I always felt like an outsider when I'd read one of the TMS Beer Project reviews. Although I sometimes drink beer and even enjoy it on occasion, it's usually something I resort to only when every other beverage has been consumed. Being a saloon, I decided to spotlight my preferred vessel for inebriation: hard liquor. Without further adieu, I bring you the TMS Booze Project.

Sailor Jerry's Spiced Navy Rum
Distillery: Sailor Jerry Ltd., U.S. Virgin Islands
Type: Spiced Navy Rum

Receptacle: 750ml glass bottle with iconic hula girl on the label.

History: Norman "Sailor Jerry" Collins was a sailor and tattoo artist. Actually, he was THE tattoo artist, and aside from laying the foundation for the modern hygienic tattoo parlor & inventing new needlework techniques, he created & popularized some of the most iconic tattoos in history: anchors, skulls, hearts with daggers through them, big-tittied mermaids, etc. He also gave Ed Hardy his start as a tattoo artist, which means Sailor Jerry is indirectly responsible for ridiculously overpriced t-shirts.
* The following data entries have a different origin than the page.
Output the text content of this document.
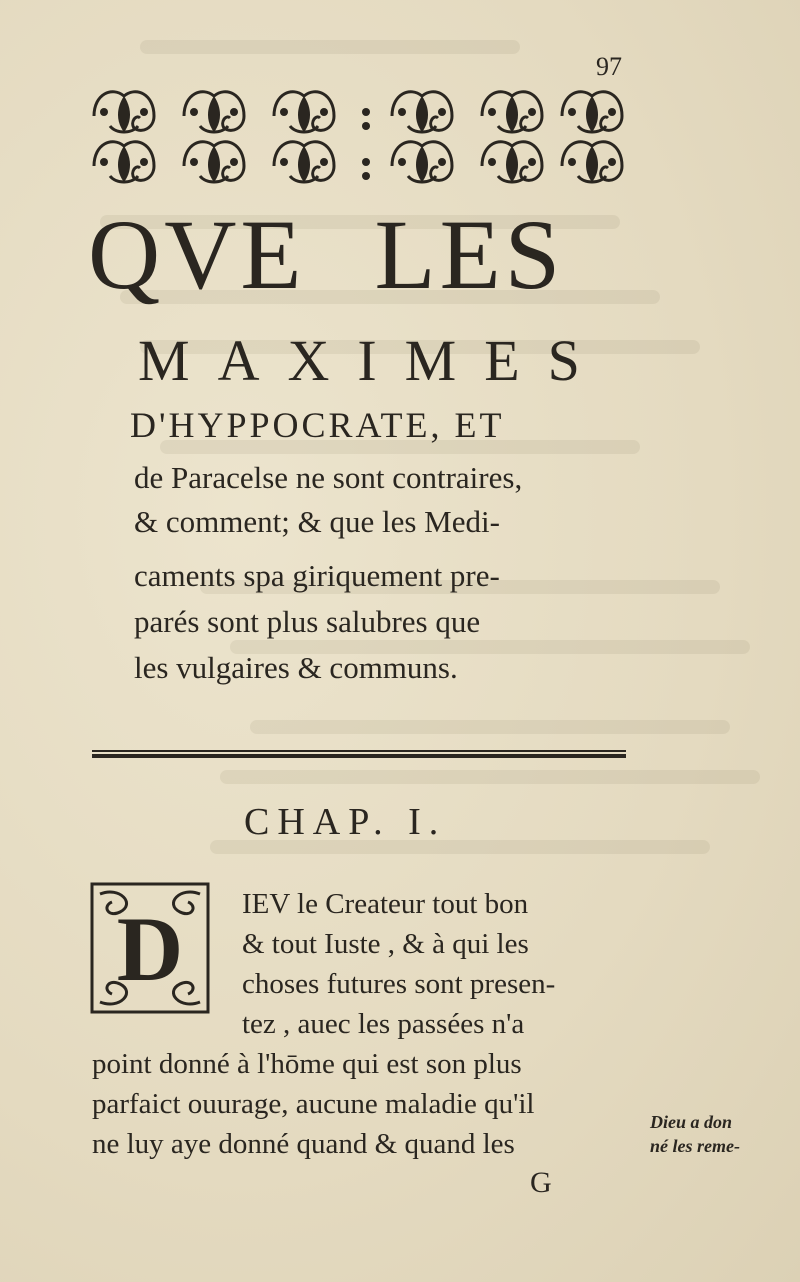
97
QVE LES
MAXIMES
D'HYPPOCRATE, ET
de Paracelse ne sont contraires,
& comment; & que les Medi-
caments spa giriquement pre-
parés sont plus salubres que
les vulgaires & communs.
CHAP. I.
D IEV le Createur tout bon
& tout Iuste , & à qui les
choses futures sont presen-
tez , auec les passées n'a
point donné à l'hōme qui est son plus
parfaict ouurage, aucune maladie qu'il
ne luy aye donné quand & quand les
Dieu a don
né les reme-
G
Being a seafaring man, he obviously drank a whole lot of rum. The corporation which owns the rights to his name & images has produced a spiced rum based on the type of beverage Sailor Jerry might be drinking if hadn't died over 35 years ago.

Drinkability (1 being Jim Jones' kool-aid, 10 being the nectar of the gods): 8. Sailor Jerry's spiced rum is surprisingly smooth for something that's 46% alcohol. Shots go down easily and Rum & Cokes have never tasted better. Don't let the smooth taste fool you, this shit will fuck you up.
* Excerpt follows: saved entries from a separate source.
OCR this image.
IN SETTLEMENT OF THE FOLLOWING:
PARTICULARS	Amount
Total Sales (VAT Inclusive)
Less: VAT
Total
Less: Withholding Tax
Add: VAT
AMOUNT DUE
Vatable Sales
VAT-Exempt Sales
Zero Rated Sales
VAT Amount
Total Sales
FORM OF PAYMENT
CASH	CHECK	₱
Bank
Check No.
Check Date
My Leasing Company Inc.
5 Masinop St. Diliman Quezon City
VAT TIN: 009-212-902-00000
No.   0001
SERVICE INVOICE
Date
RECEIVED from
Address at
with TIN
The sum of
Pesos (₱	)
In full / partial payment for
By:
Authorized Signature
Heartiness (1 being fresh mountain spring water, 10 being a pureed British steak infected with mad cow disease): 5, Forget anything made by Budweiser, this rum really is the perfect balance of flavor and refreshment. There are subtle hints of vanilla and a sweet tinge of cherry in there, along with a mellow molasses flavor that isn't as overpowering as other spiced rums I've had. It has a clean, natural taste and smells like a manly potpourri. Imagine the taste of Dr. Pepper, now remove the carbonation and nastiness, and add a shit-ton of alcohol and you'll have a general idea of what to expect from Sailor Jerry's. Also, even though it's called "Navy rum," there's not a hint of seaman in it.
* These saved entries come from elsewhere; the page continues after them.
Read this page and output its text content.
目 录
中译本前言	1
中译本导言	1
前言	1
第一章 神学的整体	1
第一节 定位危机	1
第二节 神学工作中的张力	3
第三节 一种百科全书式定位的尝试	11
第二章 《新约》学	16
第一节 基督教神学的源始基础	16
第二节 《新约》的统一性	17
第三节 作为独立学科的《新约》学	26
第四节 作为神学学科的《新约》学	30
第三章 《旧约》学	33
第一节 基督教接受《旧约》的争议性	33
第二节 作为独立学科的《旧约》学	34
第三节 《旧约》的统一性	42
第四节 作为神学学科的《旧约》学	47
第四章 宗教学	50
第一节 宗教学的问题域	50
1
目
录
Intoxication (1 being your friend's weird Pentecostal grandmother high on Jesus, 10 being Boris Yeltsin on a week long bender in the Crimea): 8.5. At 92 proof, Sailor Jerry's is getting into "hair on your chest" territory. While not the hardest of liquors, I dare you find a flavored or spiced rum that has both taste and lots of alcohol. Captain Morgan's? 70 proof. Malibu? A paltry 42 proof. Bacardi 151? Well, ok, but that shit is for frat boys, date rapists and people who cut themselves.

Celebrities You May See Drinking This Spirit: Jimmy Buffett, Slash, Ernest Hemmingway's Ghost

Affordability ($ being chicklets in Tijuana, $$$$ being diamond encrusted braised lamb shank from a trendy cafe on the Champs d'Elysee): $$. Being a thrifty alcoholic, I picked this up on sale for $12. Normally, it falls somewhere in the range of $17-20. That's not exactly cheap, but factoring in the quality of the product, it's worth every penny even at regular price.